The foregoing conclusion is in accord with our decision in Doyle v. United States and Adams v. United States, 220 Ct. Cl. 285, 599 F. 2d 984 (1979), opinion modified, 220 Ct. Cl. 326, 609 F. 2d 990 (1979). In the opinion on those cases the court held that the selection boards without Reserve membership were illegally constituted and that promotion passovers by those 1974 and 1975 boards were unlawful and the Correction Board’s refusal to correct records, expunge passovers, restore plaintiffs to active duty, award back pay, and put an explanation in their records explaining the gap therein caused by the illegal separation, was arbitrary, capricious, and contrary to law. However, it was also held that the procedure for reconsideration by reconstituted selection boards afforded plaintiffs a fair and complete opportunity to be considered for promotion in the manner intended by statute and regulation. When passed over by the reconstituted boards, plaintiffs had received due process. Thus, the failures to be recommended for promotion by the 1974 and 1975 reconstituted selection boards were valid nonselections under AR 635-100. It was also held that—
*653* * * Such officers who would have completed 18 or more years of active federal service by this release date are entitled to have their records corrected to show constructive service in accordance with AR 635-100, ¶ 3-65d. [220 Ct. Cl. at 318, 599 F. 2d at 1004.]
Plaintiff here falls squarely under that holding. Otherwise, when he was passed over by the second proper board and released from service, his rights to back pay would have terminated then.

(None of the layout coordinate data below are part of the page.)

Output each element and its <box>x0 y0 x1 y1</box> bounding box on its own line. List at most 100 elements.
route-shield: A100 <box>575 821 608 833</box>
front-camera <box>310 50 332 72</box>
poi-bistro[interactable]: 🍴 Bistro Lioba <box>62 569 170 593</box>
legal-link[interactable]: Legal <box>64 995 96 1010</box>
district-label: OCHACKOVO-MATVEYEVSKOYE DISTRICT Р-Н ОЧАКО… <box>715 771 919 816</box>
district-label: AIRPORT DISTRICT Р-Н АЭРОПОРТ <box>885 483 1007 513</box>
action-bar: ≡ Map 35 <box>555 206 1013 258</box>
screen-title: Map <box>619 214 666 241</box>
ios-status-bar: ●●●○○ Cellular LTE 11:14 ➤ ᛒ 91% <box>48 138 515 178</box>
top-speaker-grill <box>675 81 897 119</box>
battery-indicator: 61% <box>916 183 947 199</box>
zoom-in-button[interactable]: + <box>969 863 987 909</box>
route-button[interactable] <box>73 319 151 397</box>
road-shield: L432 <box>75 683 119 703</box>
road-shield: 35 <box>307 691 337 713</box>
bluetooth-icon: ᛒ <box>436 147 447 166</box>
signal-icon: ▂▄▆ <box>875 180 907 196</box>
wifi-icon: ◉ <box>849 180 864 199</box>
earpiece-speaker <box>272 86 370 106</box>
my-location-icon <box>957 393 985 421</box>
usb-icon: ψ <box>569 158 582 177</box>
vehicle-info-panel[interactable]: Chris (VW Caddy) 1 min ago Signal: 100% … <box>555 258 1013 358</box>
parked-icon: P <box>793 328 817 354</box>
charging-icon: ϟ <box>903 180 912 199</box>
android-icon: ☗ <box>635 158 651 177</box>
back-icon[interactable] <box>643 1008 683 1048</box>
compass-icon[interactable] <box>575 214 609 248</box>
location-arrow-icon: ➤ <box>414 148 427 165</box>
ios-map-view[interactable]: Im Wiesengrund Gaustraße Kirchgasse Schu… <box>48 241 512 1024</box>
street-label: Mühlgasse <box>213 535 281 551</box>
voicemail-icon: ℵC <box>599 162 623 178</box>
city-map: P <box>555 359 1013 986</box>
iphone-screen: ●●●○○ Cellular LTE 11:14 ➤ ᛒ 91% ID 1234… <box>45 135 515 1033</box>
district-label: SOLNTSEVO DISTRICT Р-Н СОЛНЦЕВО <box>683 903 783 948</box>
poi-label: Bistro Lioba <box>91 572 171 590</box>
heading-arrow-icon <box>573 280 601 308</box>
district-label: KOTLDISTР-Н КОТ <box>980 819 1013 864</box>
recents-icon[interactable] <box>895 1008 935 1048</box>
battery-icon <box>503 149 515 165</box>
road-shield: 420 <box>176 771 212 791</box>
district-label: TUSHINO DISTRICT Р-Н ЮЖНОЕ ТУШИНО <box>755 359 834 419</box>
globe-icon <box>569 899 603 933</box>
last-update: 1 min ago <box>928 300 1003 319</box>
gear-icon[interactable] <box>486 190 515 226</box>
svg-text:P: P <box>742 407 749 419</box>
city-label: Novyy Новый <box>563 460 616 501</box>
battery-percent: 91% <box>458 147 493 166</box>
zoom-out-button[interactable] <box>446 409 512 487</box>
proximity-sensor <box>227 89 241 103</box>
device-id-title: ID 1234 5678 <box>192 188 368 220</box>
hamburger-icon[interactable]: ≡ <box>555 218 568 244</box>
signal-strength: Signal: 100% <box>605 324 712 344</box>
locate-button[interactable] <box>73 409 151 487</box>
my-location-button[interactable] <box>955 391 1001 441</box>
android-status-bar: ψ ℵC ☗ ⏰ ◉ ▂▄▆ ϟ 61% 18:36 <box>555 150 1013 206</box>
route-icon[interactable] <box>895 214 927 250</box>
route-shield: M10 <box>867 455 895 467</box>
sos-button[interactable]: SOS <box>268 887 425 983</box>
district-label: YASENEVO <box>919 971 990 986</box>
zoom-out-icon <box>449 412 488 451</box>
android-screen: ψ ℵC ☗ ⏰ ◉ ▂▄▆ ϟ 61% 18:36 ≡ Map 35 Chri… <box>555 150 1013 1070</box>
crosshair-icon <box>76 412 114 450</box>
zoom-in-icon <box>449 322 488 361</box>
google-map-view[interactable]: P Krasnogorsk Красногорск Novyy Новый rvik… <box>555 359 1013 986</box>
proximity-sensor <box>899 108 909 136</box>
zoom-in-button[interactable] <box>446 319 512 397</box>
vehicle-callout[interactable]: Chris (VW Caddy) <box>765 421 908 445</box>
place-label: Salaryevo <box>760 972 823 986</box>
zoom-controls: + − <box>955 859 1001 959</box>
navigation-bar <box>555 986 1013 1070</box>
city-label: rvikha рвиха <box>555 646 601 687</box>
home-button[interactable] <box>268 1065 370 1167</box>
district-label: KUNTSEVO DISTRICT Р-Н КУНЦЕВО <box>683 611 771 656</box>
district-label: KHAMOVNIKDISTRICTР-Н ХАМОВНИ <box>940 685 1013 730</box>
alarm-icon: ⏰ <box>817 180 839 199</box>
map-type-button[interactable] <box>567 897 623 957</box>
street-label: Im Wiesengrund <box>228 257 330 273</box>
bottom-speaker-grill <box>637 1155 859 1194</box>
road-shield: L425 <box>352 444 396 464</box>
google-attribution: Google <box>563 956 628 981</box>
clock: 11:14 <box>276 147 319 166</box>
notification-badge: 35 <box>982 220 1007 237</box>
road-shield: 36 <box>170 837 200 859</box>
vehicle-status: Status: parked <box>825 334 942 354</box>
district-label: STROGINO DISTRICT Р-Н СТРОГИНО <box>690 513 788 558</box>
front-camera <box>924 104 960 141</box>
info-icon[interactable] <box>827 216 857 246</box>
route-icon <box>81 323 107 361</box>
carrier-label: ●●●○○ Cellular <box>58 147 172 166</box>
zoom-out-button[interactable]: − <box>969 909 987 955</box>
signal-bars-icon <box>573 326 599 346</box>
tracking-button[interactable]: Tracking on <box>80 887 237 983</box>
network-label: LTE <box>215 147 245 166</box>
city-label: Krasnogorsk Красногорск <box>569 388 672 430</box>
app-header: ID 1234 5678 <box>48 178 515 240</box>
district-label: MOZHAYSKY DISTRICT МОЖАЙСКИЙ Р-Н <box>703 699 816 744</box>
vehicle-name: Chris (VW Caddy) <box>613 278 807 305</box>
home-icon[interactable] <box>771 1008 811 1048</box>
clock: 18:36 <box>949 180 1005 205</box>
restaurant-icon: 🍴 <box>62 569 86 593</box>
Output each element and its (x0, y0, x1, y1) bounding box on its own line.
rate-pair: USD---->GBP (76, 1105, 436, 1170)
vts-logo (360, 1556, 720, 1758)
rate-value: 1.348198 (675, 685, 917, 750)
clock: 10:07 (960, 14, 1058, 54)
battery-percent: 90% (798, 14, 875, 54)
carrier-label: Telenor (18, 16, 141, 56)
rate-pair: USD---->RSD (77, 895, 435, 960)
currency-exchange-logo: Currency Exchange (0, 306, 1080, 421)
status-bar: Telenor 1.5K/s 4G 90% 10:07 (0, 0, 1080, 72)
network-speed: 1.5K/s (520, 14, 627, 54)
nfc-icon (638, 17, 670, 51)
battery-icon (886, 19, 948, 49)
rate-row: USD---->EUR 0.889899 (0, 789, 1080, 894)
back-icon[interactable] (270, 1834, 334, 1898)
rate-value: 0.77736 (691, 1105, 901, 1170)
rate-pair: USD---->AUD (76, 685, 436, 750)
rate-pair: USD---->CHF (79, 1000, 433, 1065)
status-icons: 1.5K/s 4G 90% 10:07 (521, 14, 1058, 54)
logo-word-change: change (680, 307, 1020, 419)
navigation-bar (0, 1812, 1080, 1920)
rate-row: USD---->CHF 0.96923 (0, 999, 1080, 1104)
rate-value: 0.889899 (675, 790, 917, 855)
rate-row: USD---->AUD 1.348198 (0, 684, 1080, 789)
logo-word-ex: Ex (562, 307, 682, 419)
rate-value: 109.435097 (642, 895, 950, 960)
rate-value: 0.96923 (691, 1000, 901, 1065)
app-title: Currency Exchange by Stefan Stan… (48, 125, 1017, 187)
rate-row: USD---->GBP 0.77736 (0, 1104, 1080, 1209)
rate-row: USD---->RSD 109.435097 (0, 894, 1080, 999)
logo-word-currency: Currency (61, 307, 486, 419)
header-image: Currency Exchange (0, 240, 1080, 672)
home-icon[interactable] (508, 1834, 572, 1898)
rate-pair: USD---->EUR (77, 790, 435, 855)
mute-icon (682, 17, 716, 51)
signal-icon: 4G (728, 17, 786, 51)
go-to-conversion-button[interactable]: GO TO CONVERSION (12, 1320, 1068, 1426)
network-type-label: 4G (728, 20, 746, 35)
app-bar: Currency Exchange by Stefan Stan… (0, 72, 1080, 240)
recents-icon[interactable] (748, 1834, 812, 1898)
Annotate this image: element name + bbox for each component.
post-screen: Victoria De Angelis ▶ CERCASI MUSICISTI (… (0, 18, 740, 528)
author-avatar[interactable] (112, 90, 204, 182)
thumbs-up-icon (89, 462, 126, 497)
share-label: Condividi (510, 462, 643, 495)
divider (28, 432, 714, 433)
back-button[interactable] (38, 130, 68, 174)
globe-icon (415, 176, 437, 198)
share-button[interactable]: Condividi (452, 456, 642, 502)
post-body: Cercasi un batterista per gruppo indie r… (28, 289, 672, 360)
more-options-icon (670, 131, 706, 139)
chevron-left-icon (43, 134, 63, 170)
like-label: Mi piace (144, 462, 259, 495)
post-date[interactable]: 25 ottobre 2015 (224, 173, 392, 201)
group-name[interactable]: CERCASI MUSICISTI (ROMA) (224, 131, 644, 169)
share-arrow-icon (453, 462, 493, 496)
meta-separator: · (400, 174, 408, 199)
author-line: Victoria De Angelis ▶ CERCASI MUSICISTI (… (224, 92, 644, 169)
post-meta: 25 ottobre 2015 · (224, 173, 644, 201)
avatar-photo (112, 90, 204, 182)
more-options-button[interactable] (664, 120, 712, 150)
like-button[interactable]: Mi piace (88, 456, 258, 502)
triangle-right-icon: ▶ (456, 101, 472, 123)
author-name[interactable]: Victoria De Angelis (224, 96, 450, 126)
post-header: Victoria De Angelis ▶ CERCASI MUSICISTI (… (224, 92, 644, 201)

it is therefore ordered that upon the authority of the Doyle and Adams cases and the authorities collected there, and upon consideration of the motions and briefs, without oral argument, plaintiff is entitled to back pay as outlined above for salary, allowances, and retirement, and to be retired in the grade of major. Plaintiffs motion for summary judgment is granted but without the claimed allowance of costs, interest, and attorney fees. Defendant’s cross-motion for summary judgment is denied. The case is remanded to the trial division for determination of the amounts of recovery pursuant to Rule 131(c). The Secretary of the Army is directed to correct plaintiffs records and to implement the relief set forth above and made a part of this judgment.